Roundup Europa League: Die Gruppe K

Trotz der schlechtesten Saisonleistung unter Fred Rutten, entgeht der PSV Eindhoven in Dänemark einer Niederlage. Gegen den FC Kopenhagen rettete Dzsudzsak in der zweiten Halbzeit der Werkself einen Punkt, nachdem Jesper Grønkjær zuvor per Elfmeter die überlegenen Hausherren in Führung brachte. Bei Cluj gegen Prag spielte sich ein wahres Drama ab.
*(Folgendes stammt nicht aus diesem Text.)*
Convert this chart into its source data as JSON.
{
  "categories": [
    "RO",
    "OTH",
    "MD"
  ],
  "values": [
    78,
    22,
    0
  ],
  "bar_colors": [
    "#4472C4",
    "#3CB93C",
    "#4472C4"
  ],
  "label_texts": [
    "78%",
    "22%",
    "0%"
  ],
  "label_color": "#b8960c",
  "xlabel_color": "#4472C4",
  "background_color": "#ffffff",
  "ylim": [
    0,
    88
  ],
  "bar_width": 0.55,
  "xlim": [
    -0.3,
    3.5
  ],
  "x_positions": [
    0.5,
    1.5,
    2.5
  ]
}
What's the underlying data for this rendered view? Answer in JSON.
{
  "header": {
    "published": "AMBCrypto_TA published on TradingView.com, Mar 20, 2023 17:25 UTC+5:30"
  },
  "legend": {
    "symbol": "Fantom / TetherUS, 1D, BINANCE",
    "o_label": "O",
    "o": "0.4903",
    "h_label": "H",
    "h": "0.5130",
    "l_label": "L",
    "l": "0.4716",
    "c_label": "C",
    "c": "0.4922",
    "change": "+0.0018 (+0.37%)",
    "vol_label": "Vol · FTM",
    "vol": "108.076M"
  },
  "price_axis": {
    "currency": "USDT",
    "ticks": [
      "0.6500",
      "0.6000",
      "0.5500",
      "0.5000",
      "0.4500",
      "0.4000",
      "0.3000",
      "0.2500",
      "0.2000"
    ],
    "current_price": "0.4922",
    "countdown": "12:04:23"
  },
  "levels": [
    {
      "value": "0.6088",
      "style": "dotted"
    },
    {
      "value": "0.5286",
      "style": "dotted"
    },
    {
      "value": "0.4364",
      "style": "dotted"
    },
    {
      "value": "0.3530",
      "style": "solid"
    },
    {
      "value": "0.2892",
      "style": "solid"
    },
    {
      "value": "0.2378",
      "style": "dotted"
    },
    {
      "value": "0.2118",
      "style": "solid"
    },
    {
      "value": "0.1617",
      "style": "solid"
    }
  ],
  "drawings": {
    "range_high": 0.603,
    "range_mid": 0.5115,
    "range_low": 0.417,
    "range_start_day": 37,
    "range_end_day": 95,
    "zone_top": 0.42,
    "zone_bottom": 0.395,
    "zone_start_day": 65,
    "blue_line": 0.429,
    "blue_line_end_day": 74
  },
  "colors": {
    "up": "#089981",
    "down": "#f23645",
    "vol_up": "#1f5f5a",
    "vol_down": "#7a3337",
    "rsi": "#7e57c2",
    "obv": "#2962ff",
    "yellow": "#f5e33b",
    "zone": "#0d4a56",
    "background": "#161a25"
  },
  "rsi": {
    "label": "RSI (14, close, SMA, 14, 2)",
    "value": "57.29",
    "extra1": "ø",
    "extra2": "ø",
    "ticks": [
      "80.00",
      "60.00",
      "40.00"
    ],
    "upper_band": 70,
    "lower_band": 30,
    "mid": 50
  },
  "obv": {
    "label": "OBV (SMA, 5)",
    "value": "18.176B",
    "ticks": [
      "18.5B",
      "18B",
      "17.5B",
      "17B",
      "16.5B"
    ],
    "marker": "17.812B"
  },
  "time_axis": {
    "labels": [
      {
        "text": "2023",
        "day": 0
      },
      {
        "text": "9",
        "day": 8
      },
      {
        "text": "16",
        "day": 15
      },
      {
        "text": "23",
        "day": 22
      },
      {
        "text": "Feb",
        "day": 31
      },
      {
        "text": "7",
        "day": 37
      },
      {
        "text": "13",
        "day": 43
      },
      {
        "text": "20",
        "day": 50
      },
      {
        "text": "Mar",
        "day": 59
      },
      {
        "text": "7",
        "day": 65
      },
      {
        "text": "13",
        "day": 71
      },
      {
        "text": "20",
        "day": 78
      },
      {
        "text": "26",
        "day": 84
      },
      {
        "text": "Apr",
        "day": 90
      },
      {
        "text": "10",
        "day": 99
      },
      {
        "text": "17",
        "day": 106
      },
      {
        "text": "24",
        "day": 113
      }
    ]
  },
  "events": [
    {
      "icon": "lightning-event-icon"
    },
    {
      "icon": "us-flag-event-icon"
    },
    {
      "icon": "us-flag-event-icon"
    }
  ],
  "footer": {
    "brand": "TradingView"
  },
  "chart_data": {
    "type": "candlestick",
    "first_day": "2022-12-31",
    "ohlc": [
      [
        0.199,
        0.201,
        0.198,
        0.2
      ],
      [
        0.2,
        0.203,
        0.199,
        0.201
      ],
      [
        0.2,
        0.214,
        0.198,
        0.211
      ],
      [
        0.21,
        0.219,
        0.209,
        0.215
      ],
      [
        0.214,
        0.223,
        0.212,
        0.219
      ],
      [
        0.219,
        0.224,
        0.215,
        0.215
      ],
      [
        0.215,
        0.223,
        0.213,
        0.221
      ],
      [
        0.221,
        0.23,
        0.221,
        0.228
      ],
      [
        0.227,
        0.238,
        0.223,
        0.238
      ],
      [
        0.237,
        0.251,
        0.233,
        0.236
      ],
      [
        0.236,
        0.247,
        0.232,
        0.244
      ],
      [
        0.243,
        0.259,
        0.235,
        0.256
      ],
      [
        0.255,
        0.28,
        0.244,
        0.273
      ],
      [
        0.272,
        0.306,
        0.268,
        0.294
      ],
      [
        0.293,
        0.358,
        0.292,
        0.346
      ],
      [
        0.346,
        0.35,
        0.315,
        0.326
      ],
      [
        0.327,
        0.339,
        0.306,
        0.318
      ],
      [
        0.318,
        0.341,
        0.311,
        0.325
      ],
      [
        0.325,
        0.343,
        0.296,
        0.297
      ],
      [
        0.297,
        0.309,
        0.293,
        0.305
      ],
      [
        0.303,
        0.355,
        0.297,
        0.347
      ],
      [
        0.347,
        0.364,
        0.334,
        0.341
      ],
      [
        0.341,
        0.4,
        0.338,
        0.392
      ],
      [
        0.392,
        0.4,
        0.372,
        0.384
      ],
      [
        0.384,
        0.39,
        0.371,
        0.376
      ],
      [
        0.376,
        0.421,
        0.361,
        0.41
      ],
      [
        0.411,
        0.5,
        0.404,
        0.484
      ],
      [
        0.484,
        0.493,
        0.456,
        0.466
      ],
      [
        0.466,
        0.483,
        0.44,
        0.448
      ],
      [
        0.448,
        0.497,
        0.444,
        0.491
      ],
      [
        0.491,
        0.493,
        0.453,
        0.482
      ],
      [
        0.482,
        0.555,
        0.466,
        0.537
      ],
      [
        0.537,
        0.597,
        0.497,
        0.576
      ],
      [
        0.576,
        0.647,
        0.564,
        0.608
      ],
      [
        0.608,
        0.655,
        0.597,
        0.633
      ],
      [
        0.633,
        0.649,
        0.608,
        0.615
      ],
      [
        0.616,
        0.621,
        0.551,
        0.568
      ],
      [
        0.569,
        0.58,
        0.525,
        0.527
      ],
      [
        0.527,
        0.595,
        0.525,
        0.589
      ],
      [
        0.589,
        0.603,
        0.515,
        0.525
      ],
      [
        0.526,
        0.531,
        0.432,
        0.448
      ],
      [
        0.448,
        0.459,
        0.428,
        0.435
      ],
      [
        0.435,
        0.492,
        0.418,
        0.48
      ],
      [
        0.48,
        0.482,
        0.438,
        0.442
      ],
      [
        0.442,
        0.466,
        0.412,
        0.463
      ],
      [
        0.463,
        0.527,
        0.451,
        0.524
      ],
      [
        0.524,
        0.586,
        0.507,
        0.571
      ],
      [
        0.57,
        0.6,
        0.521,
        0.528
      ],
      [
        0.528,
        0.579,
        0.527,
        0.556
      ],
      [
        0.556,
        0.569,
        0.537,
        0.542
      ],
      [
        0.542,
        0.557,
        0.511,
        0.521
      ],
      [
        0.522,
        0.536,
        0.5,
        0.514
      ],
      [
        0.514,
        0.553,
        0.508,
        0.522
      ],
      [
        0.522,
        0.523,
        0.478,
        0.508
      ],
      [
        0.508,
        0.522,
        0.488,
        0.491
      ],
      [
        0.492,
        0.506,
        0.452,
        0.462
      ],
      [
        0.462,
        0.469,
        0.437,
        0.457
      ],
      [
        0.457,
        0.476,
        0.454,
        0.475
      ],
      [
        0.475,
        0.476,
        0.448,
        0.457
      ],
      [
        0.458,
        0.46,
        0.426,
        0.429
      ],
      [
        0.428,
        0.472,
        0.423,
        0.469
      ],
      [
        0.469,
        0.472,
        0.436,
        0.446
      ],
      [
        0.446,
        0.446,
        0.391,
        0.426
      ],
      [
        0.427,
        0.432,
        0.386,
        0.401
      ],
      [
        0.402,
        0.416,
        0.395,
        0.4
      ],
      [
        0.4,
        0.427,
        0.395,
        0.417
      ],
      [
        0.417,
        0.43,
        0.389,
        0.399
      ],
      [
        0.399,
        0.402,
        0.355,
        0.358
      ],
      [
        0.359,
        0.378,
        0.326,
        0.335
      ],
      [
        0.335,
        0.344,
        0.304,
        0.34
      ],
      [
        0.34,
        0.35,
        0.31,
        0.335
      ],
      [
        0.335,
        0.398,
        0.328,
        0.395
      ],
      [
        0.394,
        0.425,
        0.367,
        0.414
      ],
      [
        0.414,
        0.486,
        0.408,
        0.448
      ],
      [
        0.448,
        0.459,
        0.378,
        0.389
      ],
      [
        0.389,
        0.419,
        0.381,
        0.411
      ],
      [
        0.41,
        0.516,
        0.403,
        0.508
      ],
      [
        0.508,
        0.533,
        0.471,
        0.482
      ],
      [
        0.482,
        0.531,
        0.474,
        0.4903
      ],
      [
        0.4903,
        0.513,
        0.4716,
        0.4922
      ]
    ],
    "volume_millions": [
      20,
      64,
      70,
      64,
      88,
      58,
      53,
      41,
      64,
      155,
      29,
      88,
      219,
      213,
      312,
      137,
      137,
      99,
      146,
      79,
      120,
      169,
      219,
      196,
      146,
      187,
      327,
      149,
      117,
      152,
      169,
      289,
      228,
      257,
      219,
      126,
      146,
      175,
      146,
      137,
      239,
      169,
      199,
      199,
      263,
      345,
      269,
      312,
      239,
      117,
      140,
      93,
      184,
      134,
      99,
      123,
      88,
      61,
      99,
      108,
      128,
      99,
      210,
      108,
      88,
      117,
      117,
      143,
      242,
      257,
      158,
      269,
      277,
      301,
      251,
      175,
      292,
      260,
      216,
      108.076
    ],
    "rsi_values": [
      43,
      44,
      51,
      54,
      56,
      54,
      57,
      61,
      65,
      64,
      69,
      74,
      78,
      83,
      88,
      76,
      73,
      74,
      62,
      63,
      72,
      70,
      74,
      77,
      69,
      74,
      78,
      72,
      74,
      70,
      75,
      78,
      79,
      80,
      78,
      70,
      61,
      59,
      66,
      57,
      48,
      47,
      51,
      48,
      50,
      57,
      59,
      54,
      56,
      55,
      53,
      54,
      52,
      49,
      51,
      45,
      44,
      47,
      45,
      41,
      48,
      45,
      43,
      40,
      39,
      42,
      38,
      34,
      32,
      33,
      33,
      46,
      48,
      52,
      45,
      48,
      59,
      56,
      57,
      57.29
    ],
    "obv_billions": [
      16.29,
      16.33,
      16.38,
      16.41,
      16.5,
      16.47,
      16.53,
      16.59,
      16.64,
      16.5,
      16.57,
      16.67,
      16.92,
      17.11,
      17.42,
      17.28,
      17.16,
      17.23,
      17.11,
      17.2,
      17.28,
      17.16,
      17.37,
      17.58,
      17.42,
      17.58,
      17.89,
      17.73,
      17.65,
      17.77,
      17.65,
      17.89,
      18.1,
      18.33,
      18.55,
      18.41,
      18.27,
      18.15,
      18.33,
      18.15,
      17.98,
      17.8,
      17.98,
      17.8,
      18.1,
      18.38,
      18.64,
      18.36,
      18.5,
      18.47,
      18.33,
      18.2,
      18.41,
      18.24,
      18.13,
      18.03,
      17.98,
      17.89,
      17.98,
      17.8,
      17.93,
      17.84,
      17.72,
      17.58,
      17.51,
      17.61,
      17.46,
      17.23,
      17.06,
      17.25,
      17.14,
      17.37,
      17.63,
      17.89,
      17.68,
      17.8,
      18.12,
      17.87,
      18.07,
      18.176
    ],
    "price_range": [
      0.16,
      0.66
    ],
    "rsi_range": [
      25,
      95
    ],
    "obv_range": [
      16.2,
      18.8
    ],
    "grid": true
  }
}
Ola Toivonen en Balazs Dzsudzsak, De Graafschap - PSV (foto ANP)
Von François DUCHATEAU

Kopenhagen.
Zwei Remis am vierten Spieltag bringen zwar kein Team so Recht weiter, halten die Lage in Gruppe K allerdings sehr eng. Obwohl der PSV Eindhoven mit acht Punkten ungeschlagen die Gruppe anführt, kann sich die Rutten-Elf noch nicht sicher für die Qualifikation ins Sechzehntelfinale sein.

FC Kopenhagen – PSV Eindhoven 1:1

Mit einer 1B-Elf reiste Trainer Fred Rutten in die dänische Hauptstadt, in der Youngstars wie Reis und Pieters in der Startelf zu finden waren. Mit breiter Brust landete die Philips-Werkself, bei der besonders Keeper Isaksson im Rampenlicht stand, der nach acht Spielen in Folgen ohne Gegentor vor einem Vereinsrekord stand. Von den guten Vorsätzen war allerdings nichts zu erkennen. Eindhoven lieferte die wohl schlechteste Performance in der Ära Rutten ab, bei der der FC Kopenhagen klar Herr im Hause war und zur Pause eine Chancenstatistik von 8:0 aufweisen konnte. Dennoch war es bezeichnend, dass die Dänen nur durch einen Elfmeter in Führung kamen. Sündenbock Pieters holte sich die gelbe Karte ab und ausgerechnet der Ex-Spieler des Rivalen Ajax Amsterdam, Jesper Grønkjær, brachte nicht nur das Parken zum Jubeln, sondern machte auch Isakssons Serie zunichte.
Nach der Pause war Kopenhagen bedacht, möglichst Fehler zu vermeiden. Das Spiel nahm an Qualität ab. Dass der PSV allerdings Spieler im Kader hat, die aus dem nichts aus keiner Chance ein Tor machen können, zeigte Dzsudzsak in der 72. Minute wieder einmal, als der Ungare im Strafraumgewusel an den Ball kam und den Ausgleich erzielte. Verdient war dieser allerdings nicht.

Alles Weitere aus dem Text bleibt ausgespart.